Prior to joining the National Peace Academy, Tony was the Co-Director of the Peace Education Center at Teachers College, Columbia University where he coordinated peace education research and program development nationally and internationally. He was the lead consultant for an international consortium of educators working to identify the substance of an advanced degree in Peace Education. From this consultation Tony developed the framework for the first Masters Programme in Peace Education offered in the world at the United Nations mandated University for Peace in Costa Rica.
Tony has taught courses in peace education, human rights, disarmament education, and gender and peace at Teachers College, Columbia University’s New York and Tokyo Campuses; Jaume I University in Spain; and at the UN University for Peace in Costa Rica. Tony’s current work and research interests focus on examining the impacts and effectiveness of peace education methods and pedagogies in nurturing personal, social, and political change and transformation (NationalPeaceAcademy.us).

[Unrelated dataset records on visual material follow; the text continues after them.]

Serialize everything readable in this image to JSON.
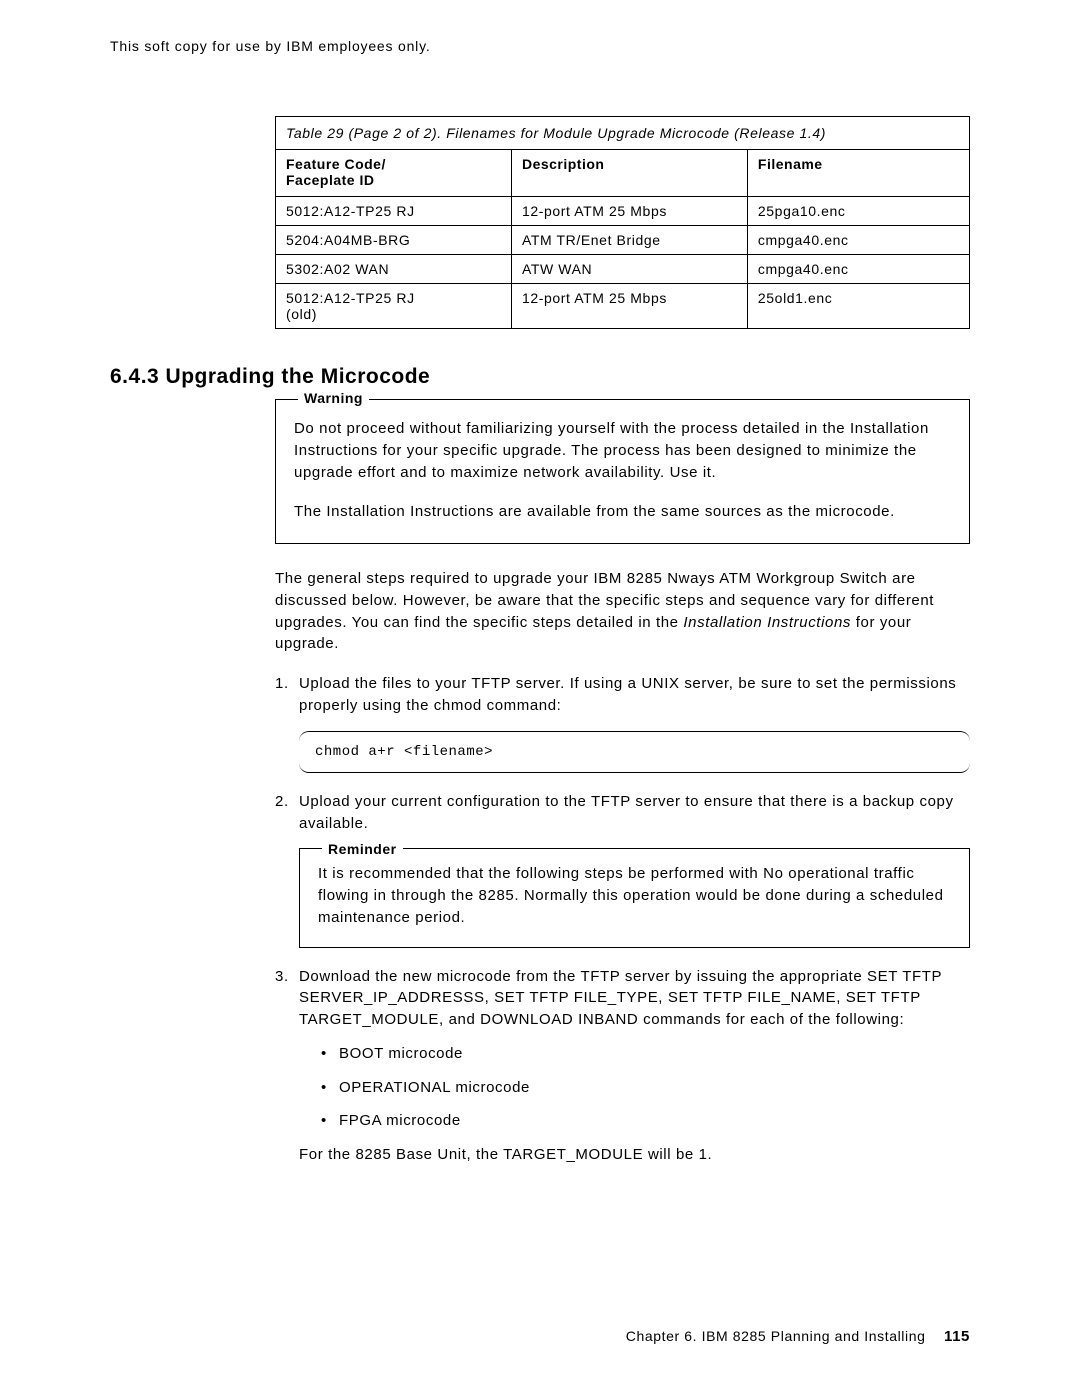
{
  "header_note": "This soft copy for use by IBM employees only.",
  "table": {
    "caption": "Table 29 (Page 2 of 2). Filenames for Module Upgrade Microcode (Release 1.4)",
    "headers": {
      "c1a": "Feature Code/",
      "c1b": "Faceplate ID",
      "c2": "Description",
      "c3": "Filename"
    },
    "rows": [
      {
        "c1": "5012:A12-TP25 RJ",
        "c2": "12-port ATM 25 Mbps",
        "c3": "25pga10.enc"
      },
      {
        "c1": "5204:A04MB-BRG",
        "c2": "ATM TR/Enet Bridge",
        "c3": "cmpga40.enc"
      },
      {
        "c1": "5302:A02 WAN",
        "c2": "ATW WAN",
        "c3": "cmpga40.enc"
      },
      {
        "c1a": "5012:A12-TP25 RJ",
        "c1b": "(old)",
        "c2": "12-port ATM 25 Mbps",
        "c3": "25old1.enc"
      }
    ]
  },
  "section_heading": "6.4.3  Upgrading the Microcode",
  "warning": {
    "title": "Warning",
    "p1": "Do not proceed without familiarizing yourself with the process detailed in the Installation Instructions for your specific upgrade.  The process has been designed to minimize the upgrade effort and to maximize network availability. Use it.",
    "p2": "The Installation Instructions are available from the same sources as the microcode."
  },
  "intro_a": "The general steps required to upgrade your IBM 8285 Nways ATM Workgroup Switch are discussed below.  However, be aware that the specific steps and sequence vary for different upgrades.  You can find the specific steps detailed in the ",
  "intro_italic": "Installation Instructions",
  "intro_b": " for your upgrade.",
  "steps": {
    "s1": "Upload the files to your TFTP server.  If using a UNIX server, be sure to set the permissions properly using the chmod command:",
    "code": "chmod a+r <filename>",
    "s2": "Upload your current configuration to the TFTP server to ensure that there is a backup copy available.",
    "reminder_title": "Reminder",
    "reminder_text": "It is recommended that the following steps be performed with No operational traffic flowing in through the 8285.  Normally this operation would be done during a scheduled maintenance period.",
    "s3": "Download the new microcode from the TFTP server by issuing the appropriate SET TFTP SERVER_IP_ADDRESSS, SET TFTP FILE_TYPE, SET TFTP FILE_NAME, SET TFTP TARGET_MODULE, and DOWNLOAD INBAND commands for each of the following:",
    "b1": "BOOT microcode",
    "b2": "OPERATIONAL microcode",
    "b3": "FPGA microcode",
    "s3_after": "For the 8285 Base Unit, the TARGET_MODULE will be 1."
  },
  "footer": {
    "chapter": "Chapter 6.  IBM 8285 Planning and Installing",
    "page": "115"
  }
}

Read the National Peace Academy’s five spheres of peace and right relationships. Tony played a key role in developing this framework for peace education, around which their entire certificate program is built. The certificate is designed to provide learners with a variety of course offerings designed to develop the full scope of peacebuilding.
“…peacebuilding and peacelearning…promote a very active conception of peace and the dynamic and transformative learning required to pursue and achieve it. Additionally, these concepts illuminate at least five interrelated and interdependent spheres of peace and right relationships that need to be nurtured toward the full development of the peacebuilder: the personal, the social, the political, the institutional, and the ecological. These five spheres relate and function together as a peace system; each representing a unique, crosscutting, and reciprocally reinforcing sphere of human organization and relationships” (NationalPeaceAcademy.us)
Reflection Question: Which of these spheres would you be most interested in developing as part of your peace education practice? How would that sphere impact the kind of educational work that you do?